Is it a likely scenario?

From a rational point of view I would say no, since the events in Donbas could be regarded as a rational move. It achieved a modest yet important objective, especially for domestic politics and without casualties. A full-scale invasion would be irrational.

Not that irrational things don’t happen in history, but I think- and hope- that Russia will not take it any further, since not only would it plunge into an international, military and diplomatic conflict with the West, but it would also bring minimal advantage.

Putin made his move. Which scenarios are unfolding on the opposite front?

Ukrainian President Volodymyr Zelensky doesn’t have many options, since Ukraine is too weak to oppose Russia and it has little room for manoeuvre.

But it positioned troops along the Donbas?

If Ukraine were to attack now, with the official presence of Russian troops in the area described as a peacekeeping force, it would be a declaration of war to Moscow, at which point Moscow would respond as the attacked party and not as the aggressor.
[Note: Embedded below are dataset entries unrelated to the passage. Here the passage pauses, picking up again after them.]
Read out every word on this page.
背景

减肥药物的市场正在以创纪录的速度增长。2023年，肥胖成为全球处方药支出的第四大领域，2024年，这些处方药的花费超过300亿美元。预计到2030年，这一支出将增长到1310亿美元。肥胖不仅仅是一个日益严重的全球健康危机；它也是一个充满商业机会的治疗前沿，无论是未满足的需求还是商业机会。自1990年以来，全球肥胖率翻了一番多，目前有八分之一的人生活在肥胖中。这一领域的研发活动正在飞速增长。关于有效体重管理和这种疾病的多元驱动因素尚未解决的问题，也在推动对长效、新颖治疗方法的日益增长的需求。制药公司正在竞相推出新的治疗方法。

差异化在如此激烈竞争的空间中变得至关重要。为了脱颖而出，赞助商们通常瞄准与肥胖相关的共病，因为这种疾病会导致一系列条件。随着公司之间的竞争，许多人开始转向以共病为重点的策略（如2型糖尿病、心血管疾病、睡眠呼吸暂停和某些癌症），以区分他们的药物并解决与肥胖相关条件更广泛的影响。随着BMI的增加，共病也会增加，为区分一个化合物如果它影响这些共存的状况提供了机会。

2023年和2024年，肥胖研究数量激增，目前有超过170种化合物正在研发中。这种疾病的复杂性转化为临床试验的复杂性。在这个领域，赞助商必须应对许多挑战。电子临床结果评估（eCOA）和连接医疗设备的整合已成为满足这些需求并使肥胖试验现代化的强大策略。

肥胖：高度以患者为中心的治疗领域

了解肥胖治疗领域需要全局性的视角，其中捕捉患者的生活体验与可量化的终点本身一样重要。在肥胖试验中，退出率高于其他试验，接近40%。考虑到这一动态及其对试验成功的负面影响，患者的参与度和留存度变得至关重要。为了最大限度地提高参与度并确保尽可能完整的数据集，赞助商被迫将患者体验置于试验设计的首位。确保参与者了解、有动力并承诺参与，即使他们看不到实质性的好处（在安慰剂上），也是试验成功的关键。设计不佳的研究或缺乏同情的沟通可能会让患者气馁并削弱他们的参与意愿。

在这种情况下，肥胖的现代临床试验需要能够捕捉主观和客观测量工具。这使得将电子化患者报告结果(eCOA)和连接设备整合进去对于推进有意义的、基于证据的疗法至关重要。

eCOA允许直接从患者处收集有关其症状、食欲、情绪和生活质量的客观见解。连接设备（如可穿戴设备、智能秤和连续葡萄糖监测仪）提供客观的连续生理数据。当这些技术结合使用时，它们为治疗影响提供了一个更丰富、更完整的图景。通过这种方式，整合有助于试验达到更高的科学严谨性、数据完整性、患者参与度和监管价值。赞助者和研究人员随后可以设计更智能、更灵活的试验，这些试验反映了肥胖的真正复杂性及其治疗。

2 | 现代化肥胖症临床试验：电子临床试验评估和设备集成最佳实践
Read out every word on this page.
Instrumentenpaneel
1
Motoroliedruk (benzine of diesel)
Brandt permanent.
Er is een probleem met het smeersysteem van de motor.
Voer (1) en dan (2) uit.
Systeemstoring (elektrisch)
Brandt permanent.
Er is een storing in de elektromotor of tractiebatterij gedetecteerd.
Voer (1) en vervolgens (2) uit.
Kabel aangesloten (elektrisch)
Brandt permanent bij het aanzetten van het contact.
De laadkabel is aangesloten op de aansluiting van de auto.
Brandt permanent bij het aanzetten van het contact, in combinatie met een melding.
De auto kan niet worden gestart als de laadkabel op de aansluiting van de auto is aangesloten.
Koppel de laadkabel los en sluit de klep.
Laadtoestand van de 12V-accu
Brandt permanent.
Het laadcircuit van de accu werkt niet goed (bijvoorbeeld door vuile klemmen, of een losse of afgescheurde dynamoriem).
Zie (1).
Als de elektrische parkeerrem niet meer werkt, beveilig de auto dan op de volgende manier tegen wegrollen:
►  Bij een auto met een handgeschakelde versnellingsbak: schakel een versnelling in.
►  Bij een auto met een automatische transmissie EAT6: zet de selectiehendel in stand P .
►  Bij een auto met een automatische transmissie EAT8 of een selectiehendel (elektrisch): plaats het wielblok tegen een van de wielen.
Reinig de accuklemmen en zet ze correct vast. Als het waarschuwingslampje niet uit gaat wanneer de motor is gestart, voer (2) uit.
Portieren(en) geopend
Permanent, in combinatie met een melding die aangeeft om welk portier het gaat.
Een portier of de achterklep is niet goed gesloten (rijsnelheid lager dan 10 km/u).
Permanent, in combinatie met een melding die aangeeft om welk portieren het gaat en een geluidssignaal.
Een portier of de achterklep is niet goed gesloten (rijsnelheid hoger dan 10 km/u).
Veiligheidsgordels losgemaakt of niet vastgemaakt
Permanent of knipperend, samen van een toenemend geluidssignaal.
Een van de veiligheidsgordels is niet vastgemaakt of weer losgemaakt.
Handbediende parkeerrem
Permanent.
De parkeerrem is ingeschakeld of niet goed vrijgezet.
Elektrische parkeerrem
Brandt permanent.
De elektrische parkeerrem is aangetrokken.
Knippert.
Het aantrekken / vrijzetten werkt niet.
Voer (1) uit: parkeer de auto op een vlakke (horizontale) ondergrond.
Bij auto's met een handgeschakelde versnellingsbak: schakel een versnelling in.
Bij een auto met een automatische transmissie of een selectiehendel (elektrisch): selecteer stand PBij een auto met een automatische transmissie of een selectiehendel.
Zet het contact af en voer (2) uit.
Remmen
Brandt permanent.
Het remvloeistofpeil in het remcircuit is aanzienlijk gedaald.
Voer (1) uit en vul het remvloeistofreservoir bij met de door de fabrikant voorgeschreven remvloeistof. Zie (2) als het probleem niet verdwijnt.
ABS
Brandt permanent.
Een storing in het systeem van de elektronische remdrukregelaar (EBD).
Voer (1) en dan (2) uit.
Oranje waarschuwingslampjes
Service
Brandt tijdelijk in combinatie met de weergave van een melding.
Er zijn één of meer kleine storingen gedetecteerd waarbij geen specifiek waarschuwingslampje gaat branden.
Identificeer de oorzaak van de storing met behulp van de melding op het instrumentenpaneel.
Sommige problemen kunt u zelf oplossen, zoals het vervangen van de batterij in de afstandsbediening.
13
So how can the situation be reversed at this point?

There is no going back.

But we must be aware that our recent history has shown that the weapon of sanctions has proved somewhat useless. Sanctions aggravate the situation, they cause some damage to the Russian economy and much damage to the Italian and German economies – and they are politically ineffective. The only way out of this situation is to initiate a new diplomatic phase where a compromise solution is sought on both sides.

How can a compromise solution be reached in this delicate phase?

By avoiding hard-line policy on both sides.

Russia’s foreign policy is traditional, nineteenth-century, brutal, but it has its own logic, it pursues clear geopolitical interests and, at the moment, its primary interest is security. When Russia says that NATO on its borders is a threat to national security, it’s true. Conversely, the West is dangerously combining the rhetoric of democracy with a policy of expansion that prescinds from democracy itself.

At this stage, what is the way out?

The neutralisation of Ukraine to enable the creation of a comprehensive and lasting peace and security structure in Europe. But this solution is not even being taken into consideration, and the scope for dialogue is non-existent.

Is the prospect of war realistic?

Alas, as I said, without negotiations, there is a heightened risk of war. The West must not persist in its total indifference to Russia’s arguments. Russia has its own reasons, which must be listened to and taken into consideration. And negotiations should focus on those claims. However, Russia must also make some concessions.